On a visit to The Alembic in San Francisco, Daniel Hyatt told me, “What I like about mixing fino sherry with vermouth is it emphasizes the minerality and ‘citrusy-ness.’ I lean towards drier cocktails, anyway.” To illustrate his point, he made me a variation on the Bamboo, in which he substituted Curaçao liqueur for the orange bitters. He dubbed it “The Punji Stick.” The cocktail is dry and subtle, and it highlights the interplay between vermouth’s herbal flavors and the nutty-oxidative qualities of fino sherry. Curaçao accentuates the citrus character of the vermouth.
Equal parts (1 to 1½ oz. each) fino sherry and vermouth
Dash of Curaçao liqueur
Stir with ice and strain into a small wine glass, garnish with a twist of lemon peel.
This drink is probably in a recipe book or bartenders’ manual somewhere. The version below was named by me for, as you might guess, our vermouth maker. I first heard his name mentioned in the Spanish diminutive a few years ago. A mutual friend called me from Carl’s apartment at 2:00 in the morning, midway through a late-night session of Sazeracs. During the call, a giant noise exploded through the phone into my ear.
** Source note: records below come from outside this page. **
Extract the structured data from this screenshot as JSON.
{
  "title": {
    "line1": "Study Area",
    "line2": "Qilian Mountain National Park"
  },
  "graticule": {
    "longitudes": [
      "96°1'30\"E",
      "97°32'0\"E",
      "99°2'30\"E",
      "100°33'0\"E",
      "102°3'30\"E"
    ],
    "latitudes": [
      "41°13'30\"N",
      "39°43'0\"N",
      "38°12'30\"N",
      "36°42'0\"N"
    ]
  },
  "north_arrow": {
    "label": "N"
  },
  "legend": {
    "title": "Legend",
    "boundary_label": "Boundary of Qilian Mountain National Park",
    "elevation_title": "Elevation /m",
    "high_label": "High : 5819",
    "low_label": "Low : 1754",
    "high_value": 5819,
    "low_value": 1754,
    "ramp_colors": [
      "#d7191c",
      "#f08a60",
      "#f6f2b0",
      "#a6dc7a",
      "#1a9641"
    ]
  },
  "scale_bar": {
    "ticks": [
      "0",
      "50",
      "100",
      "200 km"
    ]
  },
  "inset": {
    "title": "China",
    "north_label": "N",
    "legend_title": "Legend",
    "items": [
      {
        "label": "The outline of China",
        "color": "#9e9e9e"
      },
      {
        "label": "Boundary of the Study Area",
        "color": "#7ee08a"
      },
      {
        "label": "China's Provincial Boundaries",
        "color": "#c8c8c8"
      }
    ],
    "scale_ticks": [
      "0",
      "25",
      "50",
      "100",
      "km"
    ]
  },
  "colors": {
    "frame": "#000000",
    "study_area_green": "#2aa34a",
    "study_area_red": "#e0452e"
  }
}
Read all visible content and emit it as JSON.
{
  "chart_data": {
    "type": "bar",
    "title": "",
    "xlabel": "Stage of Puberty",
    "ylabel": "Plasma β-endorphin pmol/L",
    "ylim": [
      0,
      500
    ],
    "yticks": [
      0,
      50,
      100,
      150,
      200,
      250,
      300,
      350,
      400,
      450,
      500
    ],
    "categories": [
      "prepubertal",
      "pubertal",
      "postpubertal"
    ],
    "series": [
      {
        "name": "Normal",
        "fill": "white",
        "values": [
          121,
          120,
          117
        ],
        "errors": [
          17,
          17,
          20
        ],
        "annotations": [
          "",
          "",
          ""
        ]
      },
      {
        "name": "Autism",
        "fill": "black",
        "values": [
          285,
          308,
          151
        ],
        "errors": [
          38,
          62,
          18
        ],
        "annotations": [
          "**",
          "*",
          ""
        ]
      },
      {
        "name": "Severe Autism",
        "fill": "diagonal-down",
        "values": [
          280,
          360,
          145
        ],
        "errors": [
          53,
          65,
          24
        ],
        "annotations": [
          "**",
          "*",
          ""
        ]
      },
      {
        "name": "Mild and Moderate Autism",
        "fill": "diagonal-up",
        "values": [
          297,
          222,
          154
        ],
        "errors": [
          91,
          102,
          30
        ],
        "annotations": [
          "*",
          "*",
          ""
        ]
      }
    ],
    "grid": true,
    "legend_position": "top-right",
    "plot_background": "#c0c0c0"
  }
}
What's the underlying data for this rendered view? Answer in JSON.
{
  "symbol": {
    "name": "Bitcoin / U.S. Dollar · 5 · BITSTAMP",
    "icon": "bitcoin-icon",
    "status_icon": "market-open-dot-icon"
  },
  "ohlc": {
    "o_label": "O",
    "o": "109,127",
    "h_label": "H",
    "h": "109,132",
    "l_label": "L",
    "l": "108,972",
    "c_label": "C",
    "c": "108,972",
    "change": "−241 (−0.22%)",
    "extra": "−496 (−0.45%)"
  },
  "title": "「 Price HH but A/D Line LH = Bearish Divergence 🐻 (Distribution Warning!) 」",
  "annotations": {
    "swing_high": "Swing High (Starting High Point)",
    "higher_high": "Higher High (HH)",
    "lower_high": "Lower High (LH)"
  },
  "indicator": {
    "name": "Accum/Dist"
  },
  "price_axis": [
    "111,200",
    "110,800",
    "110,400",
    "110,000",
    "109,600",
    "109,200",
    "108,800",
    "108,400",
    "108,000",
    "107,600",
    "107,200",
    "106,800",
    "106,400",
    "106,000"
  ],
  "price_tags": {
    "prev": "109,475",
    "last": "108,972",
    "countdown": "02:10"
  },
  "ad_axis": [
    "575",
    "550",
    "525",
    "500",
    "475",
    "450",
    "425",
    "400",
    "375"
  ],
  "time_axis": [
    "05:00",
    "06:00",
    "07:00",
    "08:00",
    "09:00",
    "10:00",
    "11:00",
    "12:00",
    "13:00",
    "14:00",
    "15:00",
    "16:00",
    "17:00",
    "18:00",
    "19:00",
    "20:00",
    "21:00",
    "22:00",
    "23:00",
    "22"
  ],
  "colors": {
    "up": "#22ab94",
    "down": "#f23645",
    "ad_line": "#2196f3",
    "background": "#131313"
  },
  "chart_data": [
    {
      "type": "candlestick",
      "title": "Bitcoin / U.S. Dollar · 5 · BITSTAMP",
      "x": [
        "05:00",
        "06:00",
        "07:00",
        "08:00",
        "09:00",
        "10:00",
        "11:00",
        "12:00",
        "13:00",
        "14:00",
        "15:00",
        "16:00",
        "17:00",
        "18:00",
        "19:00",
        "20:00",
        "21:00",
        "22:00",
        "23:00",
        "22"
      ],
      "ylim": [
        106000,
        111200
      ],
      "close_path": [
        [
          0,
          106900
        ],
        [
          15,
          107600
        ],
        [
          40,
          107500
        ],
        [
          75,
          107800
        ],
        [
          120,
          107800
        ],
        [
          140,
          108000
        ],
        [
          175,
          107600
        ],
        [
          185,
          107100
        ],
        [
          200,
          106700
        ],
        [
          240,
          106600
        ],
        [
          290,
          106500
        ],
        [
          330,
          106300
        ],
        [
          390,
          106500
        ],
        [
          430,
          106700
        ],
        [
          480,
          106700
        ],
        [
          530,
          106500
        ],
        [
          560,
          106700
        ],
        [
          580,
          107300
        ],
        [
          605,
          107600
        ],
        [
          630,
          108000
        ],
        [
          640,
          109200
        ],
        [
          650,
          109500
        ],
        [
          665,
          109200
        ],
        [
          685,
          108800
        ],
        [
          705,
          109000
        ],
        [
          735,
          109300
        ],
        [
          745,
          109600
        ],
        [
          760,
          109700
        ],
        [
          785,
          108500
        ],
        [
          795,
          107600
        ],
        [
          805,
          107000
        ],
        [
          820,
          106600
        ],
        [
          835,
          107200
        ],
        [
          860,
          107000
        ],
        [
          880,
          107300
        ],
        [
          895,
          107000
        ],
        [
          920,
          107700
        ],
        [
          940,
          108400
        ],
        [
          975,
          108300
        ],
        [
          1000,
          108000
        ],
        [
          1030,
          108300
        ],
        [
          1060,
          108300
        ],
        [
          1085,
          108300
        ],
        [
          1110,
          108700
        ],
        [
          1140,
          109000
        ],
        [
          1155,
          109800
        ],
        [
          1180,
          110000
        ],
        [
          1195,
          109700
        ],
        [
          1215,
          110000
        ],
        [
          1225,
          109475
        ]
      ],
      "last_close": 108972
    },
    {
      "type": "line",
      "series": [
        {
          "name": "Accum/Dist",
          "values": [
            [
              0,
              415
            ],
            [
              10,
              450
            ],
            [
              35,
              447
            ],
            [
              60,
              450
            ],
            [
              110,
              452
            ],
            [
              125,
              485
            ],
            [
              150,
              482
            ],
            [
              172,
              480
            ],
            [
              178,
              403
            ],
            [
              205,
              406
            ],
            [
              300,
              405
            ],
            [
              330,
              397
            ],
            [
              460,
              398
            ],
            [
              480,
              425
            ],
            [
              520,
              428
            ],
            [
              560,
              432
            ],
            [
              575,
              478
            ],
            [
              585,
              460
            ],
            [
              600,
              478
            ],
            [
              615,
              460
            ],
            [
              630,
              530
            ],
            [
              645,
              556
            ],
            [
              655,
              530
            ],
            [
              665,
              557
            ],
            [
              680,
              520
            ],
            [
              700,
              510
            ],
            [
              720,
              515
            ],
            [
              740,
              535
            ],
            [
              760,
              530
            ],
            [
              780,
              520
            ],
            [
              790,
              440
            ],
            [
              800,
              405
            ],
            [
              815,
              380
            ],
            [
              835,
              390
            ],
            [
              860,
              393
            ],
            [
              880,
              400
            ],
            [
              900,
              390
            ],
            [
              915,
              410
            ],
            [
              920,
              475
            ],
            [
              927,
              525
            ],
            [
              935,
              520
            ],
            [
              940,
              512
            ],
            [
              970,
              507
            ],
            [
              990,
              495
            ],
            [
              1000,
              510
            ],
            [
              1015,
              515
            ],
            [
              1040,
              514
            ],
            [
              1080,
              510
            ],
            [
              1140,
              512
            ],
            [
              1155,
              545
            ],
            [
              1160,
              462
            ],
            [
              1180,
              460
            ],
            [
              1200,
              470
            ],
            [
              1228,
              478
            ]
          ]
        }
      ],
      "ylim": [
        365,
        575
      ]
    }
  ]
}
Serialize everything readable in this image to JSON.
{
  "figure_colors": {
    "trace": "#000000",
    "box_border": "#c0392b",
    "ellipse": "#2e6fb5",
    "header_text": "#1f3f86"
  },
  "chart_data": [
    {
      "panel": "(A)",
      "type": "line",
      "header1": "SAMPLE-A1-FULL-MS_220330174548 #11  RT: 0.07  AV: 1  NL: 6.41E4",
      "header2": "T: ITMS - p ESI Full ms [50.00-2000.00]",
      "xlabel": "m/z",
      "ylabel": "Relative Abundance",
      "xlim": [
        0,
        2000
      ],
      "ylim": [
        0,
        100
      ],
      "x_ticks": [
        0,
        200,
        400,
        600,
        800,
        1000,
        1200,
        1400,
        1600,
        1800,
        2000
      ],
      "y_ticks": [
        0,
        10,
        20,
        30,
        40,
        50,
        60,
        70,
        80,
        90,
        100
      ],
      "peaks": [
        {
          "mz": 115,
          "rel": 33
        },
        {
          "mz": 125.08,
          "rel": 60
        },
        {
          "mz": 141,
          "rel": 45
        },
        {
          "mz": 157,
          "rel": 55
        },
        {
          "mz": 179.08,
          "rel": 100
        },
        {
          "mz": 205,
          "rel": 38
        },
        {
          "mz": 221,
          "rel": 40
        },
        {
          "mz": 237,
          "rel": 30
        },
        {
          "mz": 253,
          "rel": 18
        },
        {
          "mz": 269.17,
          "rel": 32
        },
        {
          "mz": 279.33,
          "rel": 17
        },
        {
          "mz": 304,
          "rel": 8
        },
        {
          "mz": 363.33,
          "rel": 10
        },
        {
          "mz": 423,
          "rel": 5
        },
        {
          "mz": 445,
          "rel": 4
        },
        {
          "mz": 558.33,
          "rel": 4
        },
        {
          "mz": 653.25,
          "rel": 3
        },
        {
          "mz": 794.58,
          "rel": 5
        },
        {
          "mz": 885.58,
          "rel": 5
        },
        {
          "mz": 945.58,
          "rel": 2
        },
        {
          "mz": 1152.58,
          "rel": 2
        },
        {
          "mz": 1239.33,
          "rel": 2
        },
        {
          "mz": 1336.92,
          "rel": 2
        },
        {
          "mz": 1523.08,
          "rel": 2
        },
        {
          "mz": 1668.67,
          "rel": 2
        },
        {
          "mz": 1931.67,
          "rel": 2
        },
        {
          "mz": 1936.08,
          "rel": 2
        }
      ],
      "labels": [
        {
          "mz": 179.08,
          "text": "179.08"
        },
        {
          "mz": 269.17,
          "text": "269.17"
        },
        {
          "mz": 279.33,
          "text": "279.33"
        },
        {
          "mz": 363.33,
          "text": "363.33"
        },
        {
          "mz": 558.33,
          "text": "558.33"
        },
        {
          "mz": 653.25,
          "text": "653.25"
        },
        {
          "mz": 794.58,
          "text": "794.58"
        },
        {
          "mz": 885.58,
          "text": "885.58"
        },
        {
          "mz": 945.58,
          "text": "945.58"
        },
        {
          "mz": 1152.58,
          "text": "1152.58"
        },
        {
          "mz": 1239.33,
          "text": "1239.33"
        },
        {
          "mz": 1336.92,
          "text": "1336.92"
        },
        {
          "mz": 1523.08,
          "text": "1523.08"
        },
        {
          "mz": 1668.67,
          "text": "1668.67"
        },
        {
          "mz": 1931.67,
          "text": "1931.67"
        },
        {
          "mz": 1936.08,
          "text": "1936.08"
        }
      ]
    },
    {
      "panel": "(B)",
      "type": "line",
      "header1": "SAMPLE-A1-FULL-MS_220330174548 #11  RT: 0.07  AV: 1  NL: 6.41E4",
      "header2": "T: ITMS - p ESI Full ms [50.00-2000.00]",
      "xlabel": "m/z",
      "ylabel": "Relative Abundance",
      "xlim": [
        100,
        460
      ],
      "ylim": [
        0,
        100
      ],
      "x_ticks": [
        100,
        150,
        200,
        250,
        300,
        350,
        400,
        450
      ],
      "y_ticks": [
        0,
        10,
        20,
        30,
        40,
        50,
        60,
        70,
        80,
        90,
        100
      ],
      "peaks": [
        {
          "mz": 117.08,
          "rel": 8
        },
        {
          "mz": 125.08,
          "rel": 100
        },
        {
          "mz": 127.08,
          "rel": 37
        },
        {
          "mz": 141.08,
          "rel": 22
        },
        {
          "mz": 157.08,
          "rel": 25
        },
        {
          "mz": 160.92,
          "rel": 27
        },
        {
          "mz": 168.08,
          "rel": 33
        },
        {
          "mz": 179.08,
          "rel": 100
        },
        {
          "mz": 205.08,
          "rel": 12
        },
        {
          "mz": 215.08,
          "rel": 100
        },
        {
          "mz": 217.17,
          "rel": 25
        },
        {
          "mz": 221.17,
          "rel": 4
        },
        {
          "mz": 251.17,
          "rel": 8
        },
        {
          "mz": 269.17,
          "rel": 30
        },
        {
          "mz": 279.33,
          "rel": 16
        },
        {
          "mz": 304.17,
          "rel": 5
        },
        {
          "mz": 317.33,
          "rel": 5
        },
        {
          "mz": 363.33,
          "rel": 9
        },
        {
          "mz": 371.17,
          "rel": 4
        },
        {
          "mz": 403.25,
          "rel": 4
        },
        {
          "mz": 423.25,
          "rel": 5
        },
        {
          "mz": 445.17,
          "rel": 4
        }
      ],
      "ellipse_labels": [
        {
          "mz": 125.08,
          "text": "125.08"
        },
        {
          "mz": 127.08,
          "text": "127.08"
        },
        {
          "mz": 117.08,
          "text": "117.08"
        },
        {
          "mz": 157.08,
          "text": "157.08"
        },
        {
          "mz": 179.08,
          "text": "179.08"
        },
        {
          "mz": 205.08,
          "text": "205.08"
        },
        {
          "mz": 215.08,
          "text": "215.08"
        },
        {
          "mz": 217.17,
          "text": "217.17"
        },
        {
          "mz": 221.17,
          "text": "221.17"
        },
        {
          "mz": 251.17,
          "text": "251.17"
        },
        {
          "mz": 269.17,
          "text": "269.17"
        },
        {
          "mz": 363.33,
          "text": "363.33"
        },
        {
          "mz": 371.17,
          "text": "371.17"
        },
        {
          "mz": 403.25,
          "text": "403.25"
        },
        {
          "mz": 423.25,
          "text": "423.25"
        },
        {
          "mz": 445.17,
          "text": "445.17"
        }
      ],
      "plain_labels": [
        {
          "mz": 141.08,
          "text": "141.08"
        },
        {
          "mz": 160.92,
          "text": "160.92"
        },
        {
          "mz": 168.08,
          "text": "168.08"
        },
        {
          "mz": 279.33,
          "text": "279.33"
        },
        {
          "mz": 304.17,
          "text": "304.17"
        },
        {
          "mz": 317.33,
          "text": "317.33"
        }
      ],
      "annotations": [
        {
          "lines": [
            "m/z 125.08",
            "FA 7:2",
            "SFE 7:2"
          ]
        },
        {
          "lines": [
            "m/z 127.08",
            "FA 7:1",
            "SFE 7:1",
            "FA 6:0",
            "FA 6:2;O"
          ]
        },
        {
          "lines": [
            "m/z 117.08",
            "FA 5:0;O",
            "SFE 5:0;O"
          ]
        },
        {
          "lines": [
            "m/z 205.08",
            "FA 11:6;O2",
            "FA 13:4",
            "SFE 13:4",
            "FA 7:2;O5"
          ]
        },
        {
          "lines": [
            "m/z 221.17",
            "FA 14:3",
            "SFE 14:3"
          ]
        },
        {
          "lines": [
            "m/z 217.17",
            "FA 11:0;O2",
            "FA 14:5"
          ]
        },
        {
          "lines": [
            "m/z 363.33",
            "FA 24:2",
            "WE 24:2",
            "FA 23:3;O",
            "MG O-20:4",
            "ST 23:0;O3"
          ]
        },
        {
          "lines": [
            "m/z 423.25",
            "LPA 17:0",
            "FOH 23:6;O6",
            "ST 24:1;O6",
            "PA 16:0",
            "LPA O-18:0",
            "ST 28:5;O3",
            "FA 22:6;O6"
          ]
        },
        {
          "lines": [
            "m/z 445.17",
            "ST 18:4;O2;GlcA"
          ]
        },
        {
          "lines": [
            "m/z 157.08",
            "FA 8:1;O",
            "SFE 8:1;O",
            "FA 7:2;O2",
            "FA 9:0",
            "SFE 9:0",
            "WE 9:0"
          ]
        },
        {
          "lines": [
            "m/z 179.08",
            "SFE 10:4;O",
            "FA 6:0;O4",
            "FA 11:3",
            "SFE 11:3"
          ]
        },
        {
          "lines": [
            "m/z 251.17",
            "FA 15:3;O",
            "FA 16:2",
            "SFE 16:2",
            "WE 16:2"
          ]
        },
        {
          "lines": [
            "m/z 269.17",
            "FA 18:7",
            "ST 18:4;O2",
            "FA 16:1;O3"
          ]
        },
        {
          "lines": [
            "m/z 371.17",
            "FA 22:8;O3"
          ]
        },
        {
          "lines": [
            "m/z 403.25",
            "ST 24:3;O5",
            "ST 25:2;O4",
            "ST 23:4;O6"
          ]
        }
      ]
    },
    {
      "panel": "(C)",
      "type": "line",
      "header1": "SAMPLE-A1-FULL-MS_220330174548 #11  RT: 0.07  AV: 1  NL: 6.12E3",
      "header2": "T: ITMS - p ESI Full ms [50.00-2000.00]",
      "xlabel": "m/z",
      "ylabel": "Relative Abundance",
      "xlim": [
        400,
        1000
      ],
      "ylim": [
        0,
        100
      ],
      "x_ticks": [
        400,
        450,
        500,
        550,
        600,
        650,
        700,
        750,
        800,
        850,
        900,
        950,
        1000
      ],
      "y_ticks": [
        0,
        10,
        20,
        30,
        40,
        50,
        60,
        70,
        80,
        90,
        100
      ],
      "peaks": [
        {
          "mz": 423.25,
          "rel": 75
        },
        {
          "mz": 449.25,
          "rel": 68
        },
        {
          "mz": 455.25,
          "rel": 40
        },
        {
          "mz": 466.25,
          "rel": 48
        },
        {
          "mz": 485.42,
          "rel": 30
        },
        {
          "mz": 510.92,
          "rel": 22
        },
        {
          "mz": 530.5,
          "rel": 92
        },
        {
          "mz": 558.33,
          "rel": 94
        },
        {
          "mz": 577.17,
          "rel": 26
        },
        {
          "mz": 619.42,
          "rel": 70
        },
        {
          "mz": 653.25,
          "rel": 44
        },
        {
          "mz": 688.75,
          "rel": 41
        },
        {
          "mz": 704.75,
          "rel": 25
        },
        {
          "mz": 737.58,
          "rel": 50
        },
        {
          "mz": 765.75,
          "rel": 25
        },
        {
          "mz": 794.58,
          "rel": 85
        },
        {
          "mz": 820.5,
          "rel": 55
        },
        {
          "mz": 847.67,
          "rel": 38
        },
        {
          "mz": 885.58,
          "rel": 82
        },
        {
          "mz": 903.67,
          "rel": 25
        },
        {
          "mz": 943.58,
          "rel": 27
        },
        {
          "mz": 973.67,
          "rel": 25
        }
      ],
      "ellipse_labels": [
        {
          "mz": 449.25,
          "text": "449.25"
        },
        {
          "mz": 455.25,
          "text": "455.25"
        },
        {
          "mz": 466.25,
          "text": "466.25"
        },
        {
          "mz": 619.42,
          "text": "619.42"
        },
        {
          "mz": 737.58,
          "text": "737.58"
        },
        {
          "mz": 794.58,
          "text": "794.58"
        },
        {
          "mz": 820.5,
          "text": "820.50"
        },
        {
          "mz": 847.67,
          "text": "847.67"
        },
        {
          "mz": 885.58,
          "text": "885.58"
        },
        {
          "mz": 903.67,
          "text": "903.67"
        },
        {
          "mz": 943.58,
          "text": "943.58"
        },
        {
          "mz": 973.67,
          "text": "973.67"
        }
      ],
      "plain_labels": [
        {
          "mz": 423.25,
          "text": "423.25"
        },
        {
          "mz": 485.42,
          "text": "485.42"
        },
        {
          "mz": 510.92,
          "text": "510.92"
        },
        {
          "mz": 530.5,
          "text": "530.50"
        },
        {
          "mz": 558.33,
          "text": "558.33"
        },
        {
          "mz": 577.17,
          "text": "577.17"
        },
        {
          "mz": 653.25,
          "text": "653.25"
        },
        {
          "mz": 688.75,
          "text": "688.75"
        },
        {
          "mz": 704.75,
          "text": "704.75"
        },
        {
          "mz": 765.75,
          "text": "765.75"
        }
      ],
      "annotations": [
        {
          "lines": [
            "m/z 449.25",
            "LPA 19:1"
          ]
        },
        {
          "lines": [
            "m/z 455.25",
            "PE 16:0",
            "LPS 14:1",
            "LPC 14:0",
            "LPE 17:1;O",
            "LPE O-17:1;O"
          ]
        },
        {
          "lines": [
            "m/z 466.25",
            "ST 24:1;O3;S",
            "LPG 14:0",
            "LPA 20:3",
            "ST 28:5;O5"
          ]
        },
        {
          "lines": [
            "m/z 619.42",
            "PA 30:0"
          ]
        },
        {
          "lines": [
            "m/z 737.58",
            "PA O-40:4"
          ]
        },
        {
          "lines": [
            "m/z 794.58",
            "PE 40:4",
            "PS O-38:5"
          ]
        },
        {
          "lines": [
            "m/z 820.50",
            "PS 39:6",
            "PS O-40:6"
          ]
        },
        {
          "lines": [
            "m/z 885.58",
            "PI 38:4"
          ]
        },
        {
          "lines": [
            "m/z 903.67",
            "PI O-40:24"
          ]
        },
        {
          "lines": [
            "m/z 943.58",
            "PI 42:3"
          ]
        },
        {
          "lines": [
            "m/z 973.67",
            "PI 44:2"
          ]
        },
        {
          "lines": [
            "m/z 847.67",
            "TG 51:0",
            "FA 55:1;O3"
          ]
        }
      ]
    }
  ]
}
An ungodly heavy piece of iron furniture had gone crashing to the kitchen floor. “Carlito,” as our friend had called him then, was to blame. The name stuck and has awaited its own cocktail.
1 oz. vermouth
1 oz. amontillado sherry
Pour all into a Champagne flute and stir.
The Sutton Sour
Heather Davis, who is one of the bartenders at Annabelle’s Bistro in downtown San Francisco, created a rye whiskey entry for “Science of Cocktails,” a mixology competition and fundraiser at The Exploratorium museum earlier this year. It struck me as funny, in an alarming sort of way, that the drink’s public debut was at a children’s museum. She based the recipe on The Sutton Sour, a popular cocktail at Annabelle’s that Heather and her colleagues make with bourbon.
1½ oz bourbon
1 oz vermouth
½ oz lemon juice
½ oz simple syrup
Dash of orange bitters
Stir with ice, strain into a martini glass.
The Daniel Hyatt Martini
No one in my experience does a better job than Dan Hyatt handling the two classic, infused beverages, vermouth and gin. He’s like a chef or winemaker who lets the ingredients or the grapes speak for themselves in the finished product.
2 oz. Beefeater gin
½ oz. vermouth
Dash of orange bitters
Stir with ice, strain into glass of preference.